Taking your hint to heart I made some changes:
-
The array is now 8192 by 8192 so as to be more inline with the Intel example of 8000 by 8000.
-
That allowed more easy tweaking of the block size for best performance. Which seems to be 64 on my PC.
-
Changed f32 to i32 as per the Intel example.
-
Use inttypes.h in C such that the array element size is defined and also the size_t of the indices.
-
Changed the execution time reporting to milli seconds.
After all that not much has changed:
Rust on x86_64:
$ RUSTFLAGS="-C opt-level=3 -C debuginfo=0 -C target-cpu=native" cargo run --release
MAX: 8192,
BLOCK_SIZE: 64,
do_it_0: 808ms
do_it_1: 803ms
do_it_2: 201ms
do_it_3: 282ms
do_it_4: 202ms
do_it_5: 188ms
do_it_6: 188ms
MAX: 8192
BLOCK_SIZE: 64
do_it_0: 836ms
do_it_1: 164ms
C on x86_64:
$ gcc -Wall -O3 -o loop_blocking loop_blocking.c
$ ./loop_blocking
MAX: 8192
BLOCK_SIZE: 64
do_it_0: 812ms
do_it_1: 170ms
What we see on x86_64 is that Rust using unsafe indexing can pretty much match the C. With no unsafe it is a bit behind. Amazingly using all the iterator style suggested by Clippy, do_it_3, is not so far behind.
Rust on ARM aarch64:
$ RUSTFLAGS="-C opt-level=3 -C debuginfo=0 -C target-cpu=native" cargo run --release
...
MAX: 8192,
BLOCK_SIZE: 64,
do_it_0: 15060ms
do_it_1: 15081ms
do_it_2: 11525ms
do_it_3: 12351ms
do_it_4: 11512ms
do_it_5: 11431ms
do_it_6: 11424ms
MAX: 8192
BLOCK_SIZE: 64
do_it_0: 9453ms
do_it_1: 3021ms
C on ARM aarch64:
$ gcc -Wall -O3 -o loop_blocking loop_blocking.c
$ ./loop_blocking
MAX: 8192
BLOCK_SIZE: 64
do_it_0: 13527ms
do_it_1: 3020ms
What we see on ARM here is that Rust can match C if the code is generated by c2rust. Those last do_it_0 and do_it_1 functions.

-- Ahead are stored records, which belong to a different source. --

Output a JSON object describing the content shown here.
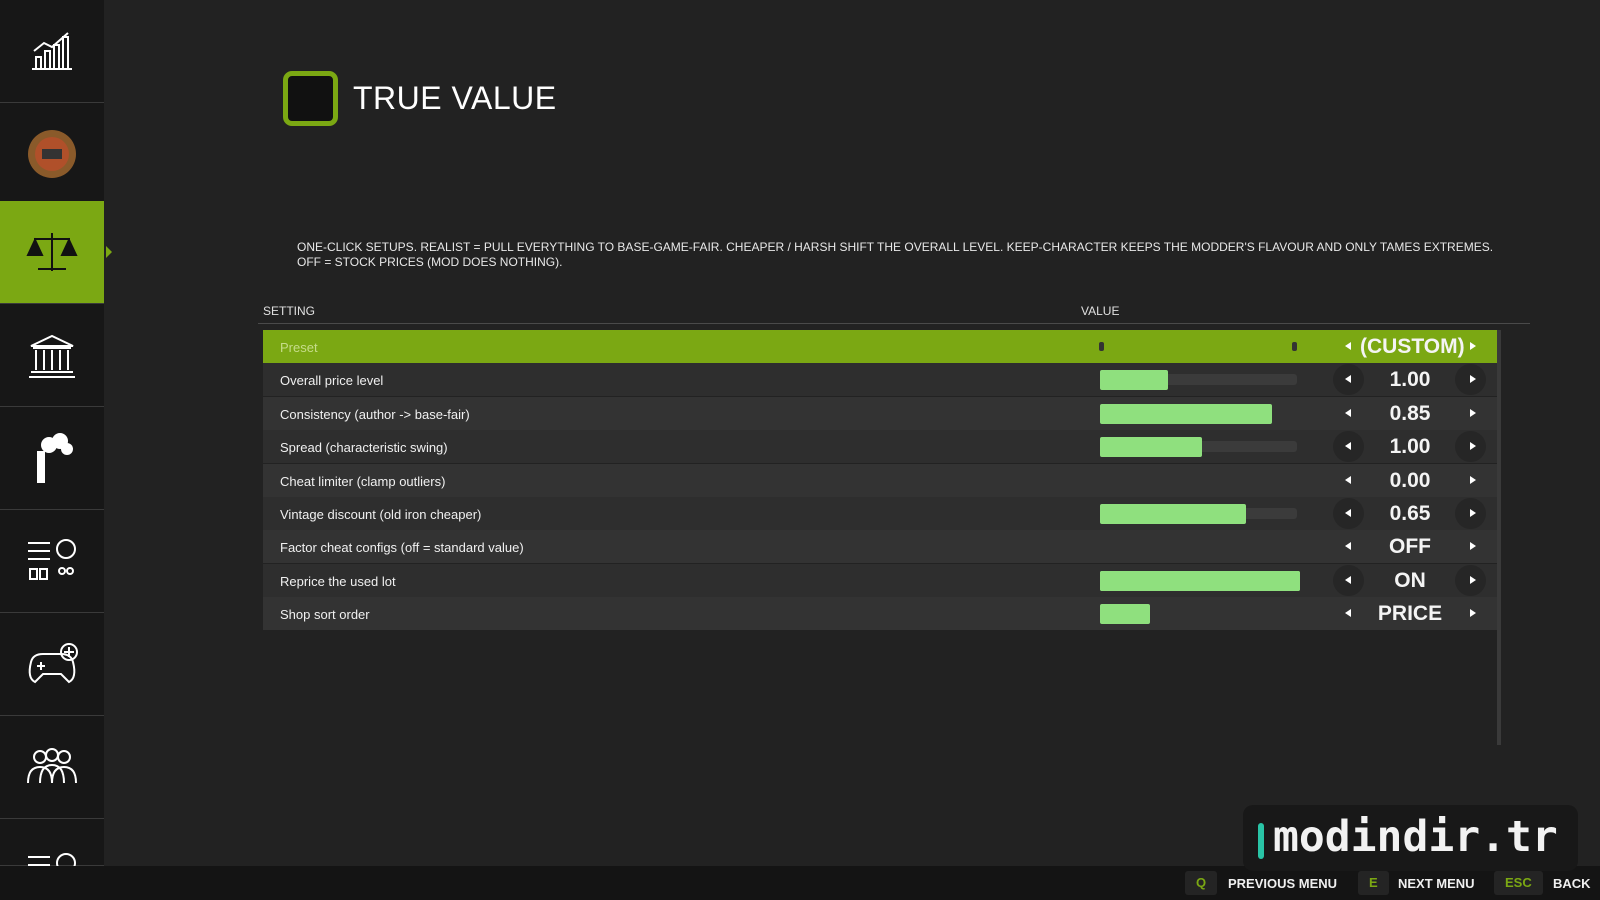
{
  "header": {
    "title": "TRUE VALUE"
  },
  "description": "ONE-CLICK SETUPS. REALIST = PULL EVERYTHING TO BASE-GAME-FAIR. CHEAPER / HARSH SHIFT THE OVERALL LEVEL. KEEP-CHARACTER KEEPS THE MODDER'S FLAVOUR AND ONLY TAMES EXTREMES. OFF = STOCK PRICES (MOD DOES NOTHING).",
  "table": {
    "columns": [
      "SETTING",
      "VALUE"
    ],
    "rows": [
      [
        "Preset",
        "(CUSTOM)"
      ],
      [
        "Overall price level",
        "1.00"
      ],
      [
        "Consistency  (author -> base-fair)",
        "0.85"
      ],
      [
        "Spread  (characteristic swing)",
        "1.00"
      ],
      [
        "Cheat limiter  (clamp outliers)",
        "0.00"
      ],
      [
        "Vintage discount  (old iron cheaper)",
        "0.65"
      ],
      [
        "Factor cheat configs  (off = standard value)",
        "OFF"
      ],
      [
        "Reprice the used lot",
        "ON"
      ],
      [
        "Shop sort order",
        "PRICE"
      ]
    ]
  },
  "footer": [
    [
      "Q",
      "PREVIOUS MENU"
    ],
    [
      "E",
      "NEXT MENU"
    ],
    [
      "ESC",
      "BACK"
    ]
  ],
  "watermark": "modindir.tr"
}
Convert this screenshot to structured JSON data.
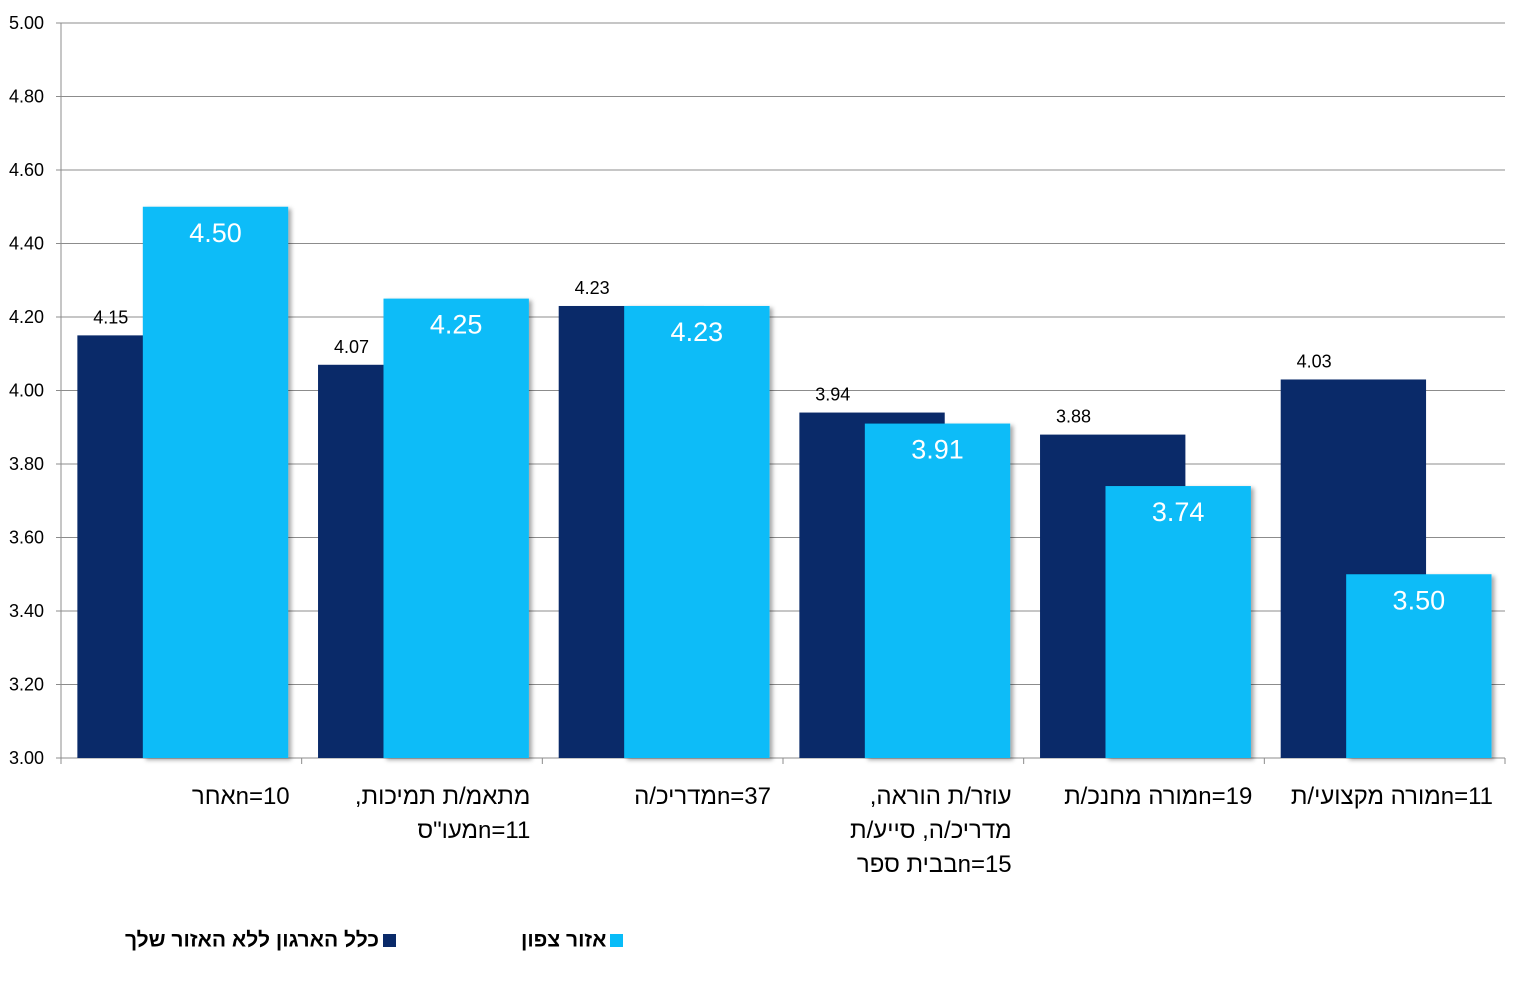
{
  "chart_data": {
    "type": "bar",
    "categories": [
      [
        "אחר",
        "n=10"
      ],
      [
        "מתאמ/ת תמיכות,",
        "מעו\"ס",
        "n=11"
      ],
      [
        "מדריכ/ה",
        "n=37"
      ],
      [
        "עוזר/ת הוראה,",
        "מדריכ/ה, סייע/ת",
        "בבית ספר",
        "n=15"
      ],
      [
        "מורה מחנכ/ת",
        "n=19"
      ],
      [
        "מורה מקצועי/ת",
        "n=11"
      ]
    ],
    "category_labels": [
      [
        "n=10אחר"
      ],
      [
        "מתאמ/ת תמיכות,",
        "n=11מעו\"ס"
      ],
      [
        "n=37מדריכ/ה"
      ],
      [
        "עוזר/ת הוראה,",
        "מדריכ/ה,  סייע/ת",
        "n=15בבית ספר"
      ],
      [
        "n=19מורה מחנכ/ת"
      ],
      [
        "n=11מורה מקצועי/ת"
      ]
    ],
    "series": [
      {
        "name": "כלל הארגון ללא האזור שלך",
        "color": "#0a2a69",
        "values": [
          4.15,
          4.07,
          4.23,
          3.94,
          3.88,
          4.03
        ],
        "labels": [
          "4.15",
          "4.07",
          "4.23",
          "3.94",
          "3.88",
          "4.03"
        ]
      },
      {
        "name": "אזור צפון",
        "color": "#08bcf8",
        "values": [
          4.5,
          4.25,
          4.23,
          3.91,
          3.74,
          3.5
        ],
        "labels": [
          "4.50",
          "4.25",
          "4.23",
          "3.91",
          "3.74",
          "3.50"
        ]
      }
    ],
    "ylim": [
      3.0,
      5.0
    ],
    "yticks": [
      "3.00",
      "3.20",
      "3.40",
      "3.60",
      "3.80",
      "4.00",
      "4.20",
      "4.40",
      "4.60",
      "4.80",
      "5.00"
    ],
    "grid": true,
    "legend_position": "bottom"
  }
}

Meanwhile Rust that any human would write is horribly slower, do_it_0 to do_it_6.
Sorry if the naming of the various functions is confusing, it evolved that way, I'm not sure how to fix it just now.
All code updated here: GitHub - ZiCog/loop_blocking: Experiments in achieving C performance in Rust when manipulating arrays. if anyone has any suggestions.